The Compound Effect: Session 100 vs. Session 1

After 50+ lessons captured with real root causes and enforceable rules, something shifts. The agent stops making the classes of mistakes that dominated early sessions. It flags risks proactively. It chooses the correct path convention without being told. It avoids the Docker networking trap, the urljoin trap, the stale environment variable trap — because those traps are documented in files it reads before writing a single line of code.

This is not intelligence. It is institutional memory that survives session boundaries. Session 100 is fundamentally smarter than session 1 — not because the model improved, but because the context improved. The model is the same. The memory layer is different.

The arithmetic is straightforward. Each lesson reduces future error rate by some small delta. Those deltas compound. After enough deposits, the agent operates with a base of knowledge that no single session could produce.
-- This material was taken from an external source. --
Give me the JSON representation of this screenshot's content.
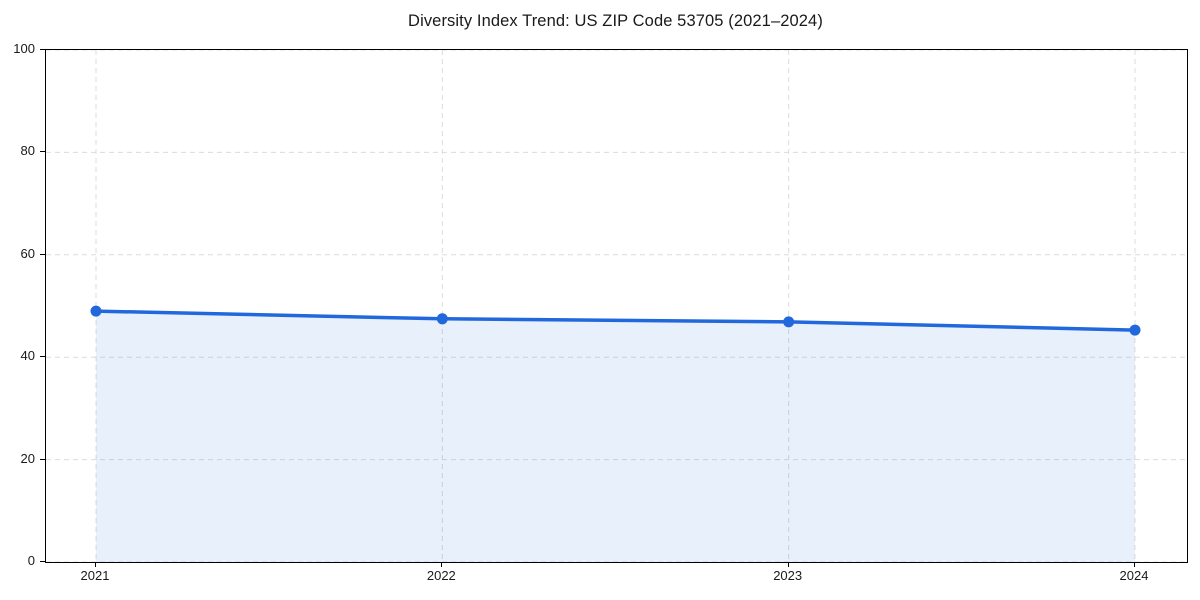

It has seen every failure pattern this project has encountered, categorized by root cause, with enforceable rules for prevention.
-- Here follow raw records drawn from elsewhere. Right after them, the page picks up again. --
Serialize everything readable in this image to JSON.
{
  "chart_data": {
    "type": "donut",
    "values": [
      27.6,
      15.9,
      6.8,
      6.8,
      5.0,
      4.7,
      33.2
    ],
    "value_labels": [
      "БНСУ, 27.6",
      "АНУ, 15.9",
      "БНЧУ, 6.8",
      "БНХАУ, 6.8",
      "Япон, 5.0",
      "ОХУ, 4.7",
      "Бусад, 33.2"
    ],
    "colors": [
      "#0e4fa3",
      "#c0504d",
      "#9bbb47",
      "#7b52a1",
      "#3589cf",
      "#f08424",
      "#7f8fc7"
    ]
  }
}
That is what separates an AI tool from an AI operating system. The tool resets every session. The operating system compounds.

◉SIGNAL

The escalation path is not bureaucracy. It is a priority queue.

Lessons.md is the intake. CLAUDE.md is the filter. MEMORY.md is the canon. Each tier has increasing enforcement power and wider reach. The system self-organizes: high-frequency mistakes rise to constitutional status. Rare mistakes stay in the project log. The important rules float to the top through repetition, not manual curation.

Lesson 34 Drill

Open your current project. Create lessons.md in the root directory if it does not exist. Write three entries from your last week of work — real mistakes, not hypotheticals.

For each entry:

Use the exact format: ## [Date] — [Category] with Mistake, Root cause, Rule
Verify the root cause is one level deeper than the symptom
Verify the rule is specific enough that a stranger could follow it without context
Check: has this category appeared before? If so, escalate to CLAUDE.md immediately

Then add this line to your project's CLAUDE.md or agent instructions: "At session start, read lessons.md before writing code."
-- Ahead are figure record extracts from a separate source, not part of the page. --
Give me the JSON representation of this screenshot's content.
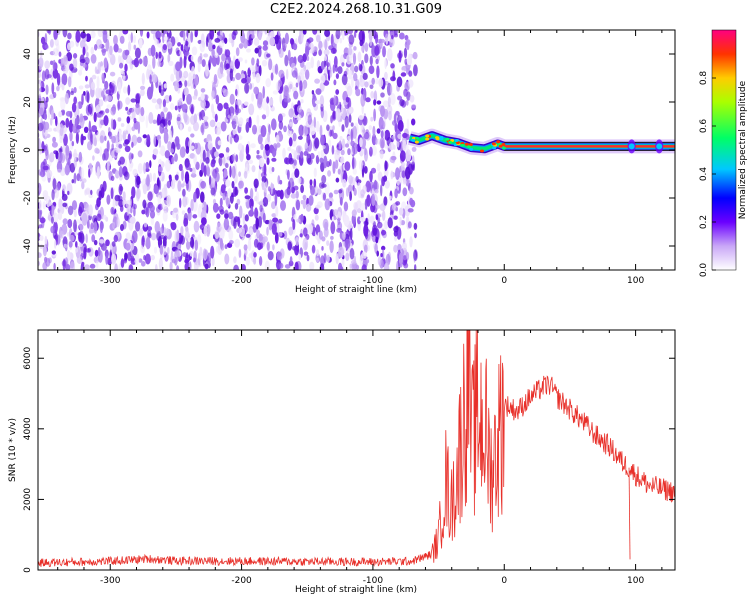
{
  "title": "C2E2.2024.268.10.31.G09",
  "chart_data": [
    {
      "type": "heatmap",
      "xlabel": "Height of straight line (km)",
      "ylabel": "Frequency (Hz)",
      "xlim": [
        -355,
        130
      ],
      "ylim": [
        -50,
        50
      ],
      "xticks": [
        -300,
        -200,
        -100,
        0,
        100
      ],
      "yticks": [
        -40,
        -20,
        0,
        20,
        40
      ],
      "noise_region_x": [
        -355,
        -72
      ],
      "signal_line_frequency": 1.5,
      "signal_trace": [
        {
          "x": -72,
          "y": 5
        },
        {
          "x": -65,
          "y": 4
        },
        {
          "x": -55,
          "y": 6
        },
        {
          "x": -45,
          "y": 4
        },
        {
          "x": -35,
          "y": 3
        },
        {
          "x": -25,
          "y": 1
        },
        {
          "x": -15,
          "y": 0.5
        },
        {
          "x": -5,
          "y": 2.5
        },
        {
          "x": 0,
          "y": 1.5
        },
        {
          "x": 130,
          "y": 1.5
        }
      ],
      "colorbar": {
        "label": "Normalized spectral amplitude",
        "ticks": [
          0.0,
          0.2,
          0.4,
          0.6,
          0.8
        ],
        "range": [
          0,
          1
        ]
      }
    },
    {
      "type": "line",
      "xlabel": "Height of straight line (km)",
      "ylabel": "SNR (10 * v/v)",
      "xlim": [
        -355,
        130
      ],
      "ylim": [
        0,
        6800
      ],
      "xticks": [
        -300,
        -200,
        -100,
        0,
        100
      ],
      "yticks": [
        0,
        2000,
        4000,
        6000
      ],
      "series": [
        {
          "color": "#e8302a",
          "x": [
            -355,
            -300,
            -270,
            -250,
            -200,
            -150,
            -100,
            -70,
            -55,
            -50,
            -45,
            -40,
            -35,
            -30,
            -27,
            -25,
            -20,
            -15,
            -10,
            -5,
            0,
            10,
            20,
            30,
            35,
            40,
            50,
            60,
            70,
            80,
            90,
            95,
            100,
            110,
            120,
            130
          ],
          "y": [
            200,
            250,
            320,
            260,
            250,
            240,
            230,
            250,
            450,
            900,
            2600,
            1800,
            3000,
            4600,
            6200,
            3500,
            4400,
            4100,
            2800,
            3600,
            4700,
            4500,
            4900,
            5200,
            5250,
            4900,
            4550,
            4200,
            3800,
            3500,
            3050,
            2900,
            2700,
            2400,
            2300,
            2200
          ]
        }
      ]
    }
  ]
}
That single instruction closes the loop. Without it, the file exists but nobody reads it. With it, every session starts with the accumulated wisdom of every session before it.

Bottom Line

The format is three fields. The escalation is three tiers. The discipline is one rule: every correction gets captured, or it gets repeated.

Post-mortems as code means the lessons live where the agents live — in the filesystem, in the project root, in the files that get read at session start. Not in Slack threads. Not in memory. Not in good intentions.

Write it down. Make the format precise. Escalate when patterns repeat. That is how an AI system builds institutional memory that no session boundary can erase.